No hay más que un problema filosófico verdaderamente serio: el suicidio. Juzgar si la vida vale o no vale la pena de vivirla es responder a la pregunta fundamental de la filosofía. Las demás, si el mundo tiene tres dimensiones, si el espíritu tiene nueve o doce categorías, vienen a continuación. Se trata de juegos; primeramente hay que responder. Y si es cierto, como pretende Nietzsche, que un filósofo, para ser estimable, debe predicar con el ejemplo, se advierte la importancia de esa respuesta, puesto que va a preceder al gesto definitivo. Se trata de evidencias perceptibles para el corazón, pero que se debe profundizar a fin de hacerlas claras para el espíritu.
Si me pregunto en qué puedo basarme para juzgar si tal cuestión es más apremiante que tal otra, respondo que en los actos a los que obligue.
Nunca vi morir a nadie por el argumento ontológico. Galileo, que defendía una verdad científica importante, abjuró de ella con la mayor facilidad del mundo, cuando puso su vida en peligro. En cierto sentido, hizo bien. Aquella verdad no valía la hoguera. Es profundamente indiferente saber cuál gira alrededor del otro, si la tierra o el sol. Para decirlo todo, es una cuestión baladí. En cambio, veo que muchas personas mueren porque estiman que la vida no vale la pena de vivirla. Veo a otras que, paradójicamente, se hacen matar por las ideas o las ilusiones que les dan una razón para vivir (lo que se llama una razón para vivir es, al mismo tiempo, una excelente razón para morir). Opino, en consecuencia, que el sentido de la vida es la pregunta más apremiante. ¿Cómo contestarla? Con respecto a todos los problemas esenciales, y considero como tales a los que ponen en peligro la vida o los que decuplican el ansia de vivir, no hay probablemente sino dos métodos de pensamiento: el de Pero Grullo y el de Don Quijote. El equilibrio de evidencia y lirismo es lo único que puede permitirnos llegar al mismo tiempo a la emoción y a la claridad. Se concibe que en un tema a la vez tan humilde y tan cargado de patetismo, la dialéctica sabia y clásica deba ceder el lugar, por lo tanto, a una actitud espiritual más modesta que procede a la vez del buen sentido y de la simpatía.

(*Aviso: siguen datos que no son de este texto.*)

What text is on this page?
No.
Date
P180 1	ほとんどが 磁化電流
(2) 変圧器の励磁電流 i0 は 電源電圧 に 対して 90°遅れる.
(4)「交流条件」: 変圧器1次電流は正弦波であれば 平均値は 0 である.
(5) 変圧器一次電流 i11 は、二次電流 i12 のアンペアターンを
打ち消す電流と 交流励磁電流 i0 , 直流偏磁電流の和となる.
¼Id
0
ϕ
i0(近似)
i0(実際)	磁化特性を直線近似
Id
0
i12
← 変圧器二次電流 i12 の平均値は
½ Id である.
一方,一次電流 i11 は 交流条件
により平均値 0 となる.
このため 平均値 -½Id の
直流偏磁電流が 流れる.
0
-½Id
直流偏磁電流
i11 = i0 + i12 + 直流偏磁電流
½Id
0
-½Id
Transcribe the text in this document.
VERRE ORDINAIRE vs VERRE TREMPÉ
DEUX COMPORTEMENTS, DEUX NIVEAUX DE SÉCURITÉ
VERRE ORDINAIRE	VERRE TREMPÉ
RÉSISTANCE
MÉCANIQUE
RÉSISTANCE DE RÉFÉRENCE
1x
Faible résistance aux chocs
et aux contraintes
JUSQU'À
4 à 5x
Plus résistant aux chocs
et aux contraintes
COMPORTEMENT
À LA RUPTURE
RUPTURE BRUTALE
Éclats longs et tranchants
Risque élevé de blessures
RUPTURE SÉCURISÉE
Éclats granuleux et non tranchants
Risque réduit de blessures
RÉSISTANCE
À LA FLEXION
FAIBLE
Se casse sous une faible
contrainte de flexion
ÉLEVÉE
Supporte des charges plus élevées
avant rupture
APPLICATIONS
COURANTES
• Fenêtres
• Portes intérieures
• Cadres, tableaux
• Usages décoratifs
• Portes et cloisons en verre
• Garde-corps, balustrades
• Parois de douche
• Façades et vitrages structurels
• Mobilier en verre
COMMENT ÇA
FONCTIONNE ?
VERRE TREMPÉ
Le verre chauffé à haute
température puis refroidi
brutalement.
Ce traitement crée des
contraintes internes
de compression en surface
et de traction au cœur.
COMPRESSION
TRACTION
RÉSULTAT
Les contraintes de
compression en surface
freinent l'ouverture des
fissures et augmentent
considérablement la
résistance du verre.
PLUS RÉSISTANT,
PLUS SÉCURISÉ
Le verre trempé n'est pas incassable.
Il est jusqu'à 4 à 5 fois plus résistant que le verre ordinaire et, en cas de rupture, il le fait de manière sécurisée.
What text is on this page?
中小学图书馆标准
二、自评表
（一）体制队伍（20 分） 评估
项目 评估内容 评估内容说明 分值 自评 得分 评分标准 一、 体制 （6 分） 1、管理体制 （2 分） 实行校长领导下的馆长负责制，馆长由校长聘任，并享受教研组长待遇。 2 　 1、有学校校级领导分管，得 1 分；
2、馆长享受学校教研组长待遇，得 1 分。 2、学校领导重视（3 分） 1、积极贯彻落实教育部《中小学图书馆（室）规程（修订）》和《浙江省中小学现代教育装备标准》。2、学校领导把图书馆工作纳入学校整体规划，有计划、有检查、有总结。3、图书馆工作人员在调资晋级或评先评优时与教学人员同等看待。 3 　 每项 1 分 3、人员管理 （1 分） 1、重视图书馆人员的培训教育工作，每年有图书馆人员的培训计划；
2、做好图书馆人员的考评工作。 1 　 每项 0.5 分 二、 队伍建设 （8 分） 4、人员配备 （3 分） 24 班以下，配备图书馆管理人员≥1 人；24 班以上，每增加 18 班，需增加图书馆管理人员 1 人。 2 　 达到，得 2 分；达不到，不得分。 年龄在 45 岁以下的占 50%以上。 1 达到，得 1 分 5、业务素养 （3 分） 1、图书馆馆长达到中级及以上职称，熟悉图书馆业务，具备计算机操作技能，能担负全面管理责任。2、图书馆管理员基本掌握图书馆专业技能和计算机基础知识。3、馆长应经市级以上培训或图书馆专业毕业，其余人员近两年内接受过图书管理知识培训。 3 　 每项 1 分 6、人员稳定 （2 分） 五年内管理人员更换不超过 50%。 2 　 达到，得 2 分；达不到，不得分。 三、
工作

Siempre se ha tratado del suicidio como de un fenómeno social. Por el contrario, aquí se trata, para comenzar, de la relación entre el pensamiento individual y el suicidio. Un acto como éste se prepara en el silencio del corazón, lo mismo que una gran obra. El propio suicida lo ignora. Una noche dispara o se sumerge. De un gerente de inmuebles que se había matado, me dijeron un día que había perdido a su hija hacía cinco años y que esa desgracia le había cambiado mucho, le había "minado". No se puede desear una palabra más exacta. Comenzar a pensar es comenzar a estar minado. La sociedad no tiene mucho que ver con estos comienzos. El gusano se halla en el corazón del hombre y en él hay que buscarlo. Este juego mortal, que lleva de la lucidez frente a la existencia a la evasión fuera de la luz, es algo que debe investigarse y comprenderse.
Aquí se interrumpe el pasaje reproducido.